“I know, Sheila. But what happened tonight to cause this breakdown?” I hated the calm, measured sound of my own voice. It reminded me of the way Lucian talked to me that day in the bookstore.

“He—he doesn’t know if he’s coming back. Oh, Clay!” My name became a tight keen.

I sighed, tried to summon empathy. Had Aubrey cried like this when she left me? Had she ever shed a tear even? “Sheila, where are your children?”

“With Dan. They’re with Dan. He took them. I don’t mean he took them, but for the night.”

“All right. And you’re not worried about them, right?” I couldn’t imagine either one of them doing anything stupid when it came to their children.

“No. I’m not. I’m all right.” She inhaled sharply, her breath catching. “He doesn’t know what he wants. It’s all right. I’m not angry.”

I stared at the receiver. She wasn’t angry? She had cheated on him, and she wasn’t angry? I had to work to suppress my rage, rising like tar on hot pavement. “I don’t know what to tell you. It sounds like you have it figured—”
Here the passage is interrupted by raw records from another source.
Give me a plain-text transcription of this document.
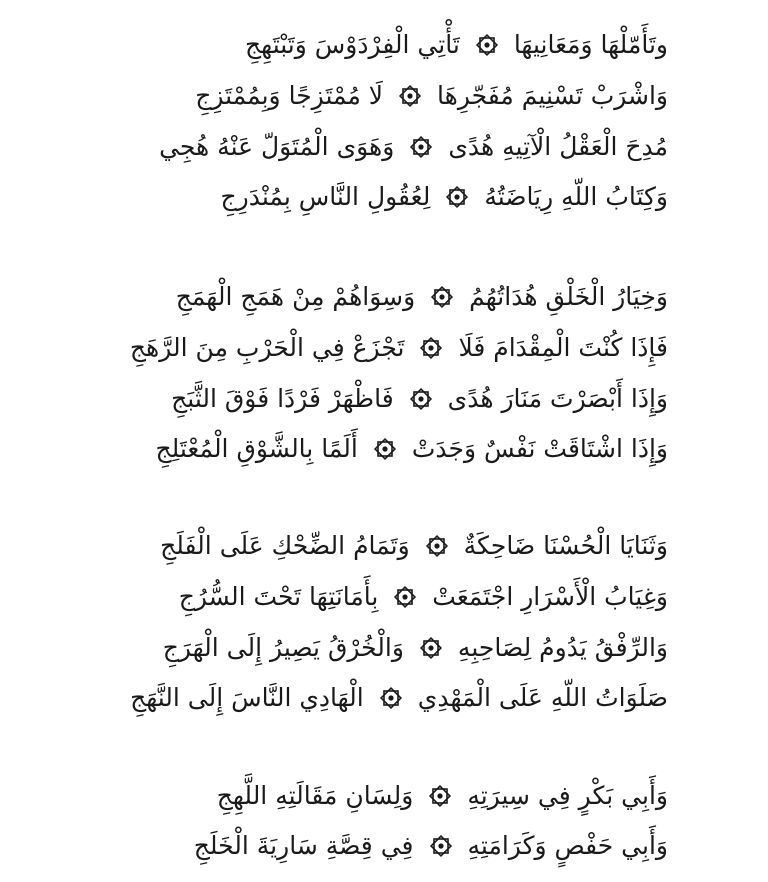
وتَأَمّلْهَا وَمَعَانِيهَا
تَأْتِي الْفِرْدَوْسَ وَتَبْتَهِجِ
وَاشْرَبْ تَسْنِيمَ مُفَجّرِهَا
لَا مُمْتَزِجًا وَبِمُمْتَزِجِ
مُدِحَ الْعَقْلُ الْآتِيهِ هُدًى
وَهَوَى الْمُتَوَلّ عَنْهُ هُجِي
وَكِتَابُ اللّهِ رِيَاضَتُهُ
لِعُقُولِ النَّاسِ بِمُنْدَرِجِ
وَخِيَارُ الْخَلْقِ هُدَاتُهُمُ
وَسِوَاهُمْ مِنْ هَمَجِ الْهَمَجِ
فَإِذَا كُنْتَ الْمِقْدَامَ فَلَا
تَجْزَعْ فِي الْحَرْبِ مِنَ الرَّهَجِ
وَإِذَا أَبْصَرْتَ مَنَارَ هُدًى
فَاظْهَرْ فَرْدًا فَوْقَ الثَّبَجِ
وَإِذَا اشْتَاقَتْ نَفْسٌ وَجَدَتْ
أَلَمًا بِالشَّوْقِ الْمُعْتَلِجِ
وَثَنَايَا الْحُسْنَا ضَاحِكَةٌ
وَتَمَامُ الضِّحْكِ عَلَى الْفَلَجِ
وَغِيَابُ الْأَسْرَارِ اجْتَمَعَتْ
بِأَمَانَتِهَا تَحْتَ السُّرُجِ
وَالرِّفْقُ يَدُومُ لِصَاحِبِهِ
وَالْخُرْقُ يَصِيرُ إِلَى الْهَرَجِ
صَلَوَاتُ اللّهِ عَلَى الْمَهْدِي
الْهَادِي النَّاسَ إِلَى النَّهَجِ
وَأَبِي بَكْرٍ فِي سِيرَتِهِ
وَلِسَانِ مَقَالَتِهِ اللَّهِجِ
وَأَبِي حَفْصٍ وَكَرَامَتِهِ
فِي قِصَّةِ سَارِيَةَ الْخَلَجِ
“You can’t hate her,” she said suddenly.

“Who?”

“Aubrey. She just didn’t know what she wanted. It was a mistake. She knew it. She had to know it.”

“Sheila, you’re babbling,” I said more firmly. I was trying to be diplomatic but found it more and more difficult. I was glad I wasn’t in town where I might feel compelled to ask if I ought to check on her. I was sick of being a good guy. “You know what I think? I think you need to figure out what you want.”

Silence. And then a sniffle. “You’re right. You’re right, Clay.”

I didn’t say anything.

“Thank you.”

I nodded, though I knew she couldn’t see it. I waited a moment more to hear the soft click of the line before hanging up the receiver.

25

On the morning I left Cabo, my plane sat on the tarmac for an hour. The storm had caused cancellations and delays, and now that the sun was shining again, planes were baking in line on the runway like fish laid out to dry. I glanced repeatedly at my seatmate, trying to ascertain if he was less human than he looked in his Bermudas and flip-flops, until he dropped his head back, let his mouth fall open, and started snoring.

Gazing out the window, I stared at the gray cement until I, too, dozed. I woke, dry mouthed, just before the plane began its descent into the Dallas-Fort Worth International Airport. I wondered if I should have kept Sheila on the phone longer or called Helen, wondered where Lucian had been these five days, what the committee thought of my book.

My book. Sometime in the last few days it had evolved from my manuscript to “my book.” I had already decided that if Brooks and Hanover didn’t take it, I would submit it elsewhere. Maybe I would ask Katrina to represent it, to take it to one of the Titans—Random House, perhaps, or Hachette.

But I needed to know how it ended.

Sitting in a bank of seats at my gate in Dallas, I reached for my cell phone but hesitated before turning it on. Pushing that button carried so much finality; either there would be a message waiting from Helen, or there wouldn’t. If there were, I might know now, before I even boarded my plane, the fate of my book. Or at least whether I should be calling Katrina.

What I would not know is how to finish it.

I didn’t turn it on. I told myself that I should welcome this limbo. I had languished in purgatory through my separation, in between appointments with Lucian, nearly every moment of the last three months. Now, perhaps on the cusp of something—some new direction—I should sit here during this layover and savor the feeling of truly being in transit. In between.

I put the phone in my bag, shoved it toward the bottom, pulled out a pen and the last few pages of one of the manuscripts I had taken with me. My legs felt swollen again, the skin tight across my calves. I had meant to walk around for a little while, but they would only swell again on the next flight, and I had promised myself I would return home with every piece of work I had brought with me finished. Every piece except my own.

My pen hovered above the page as, with the same apprehension with which I noticed Aubrey’s increasingly frequent absences in the months leading up to my discovery of her affair, I wondered where Lucian could be, where he went when he was not with me.

That’s so pathetic.

Someone was staring at me—a woman, sitting in a row of boarding area seats across from mine and one row over. Her legs were crossed beneath a long, stretchy skirt. Her brown hair was slightly frizzy, pulled back into a ponytail that gave her a girlish appearance, though a closer look at the lines around her eyes and mouth put her, I guessed, in her forties. She wore one of those fabricated pieces of jewelry they sold at women’s stores, the kind Aubrey used to disdain for looking like an antique or an art piece, though they were mass-produced and sold at exorbitant prices. Except for the jewelry, she would have fit in perfectly in Boston; she was wearing all black.

“Look at that sunburn,” she said to me, the furrow above her lip marred by a thin scar. “The committee loved what we gave them, by the way.”

I almost dropped the pages on my lap, so great was my relief. It was quickly followed by anger. “Where have you been?” I hated how transparent I was, how desperate I sounded.

“Roaming.” She pursed her lips into a little kitten mouth. “I thought you deserved a vacation before things got busy.”

“Busy? What do you mean busy? You said our time was short.”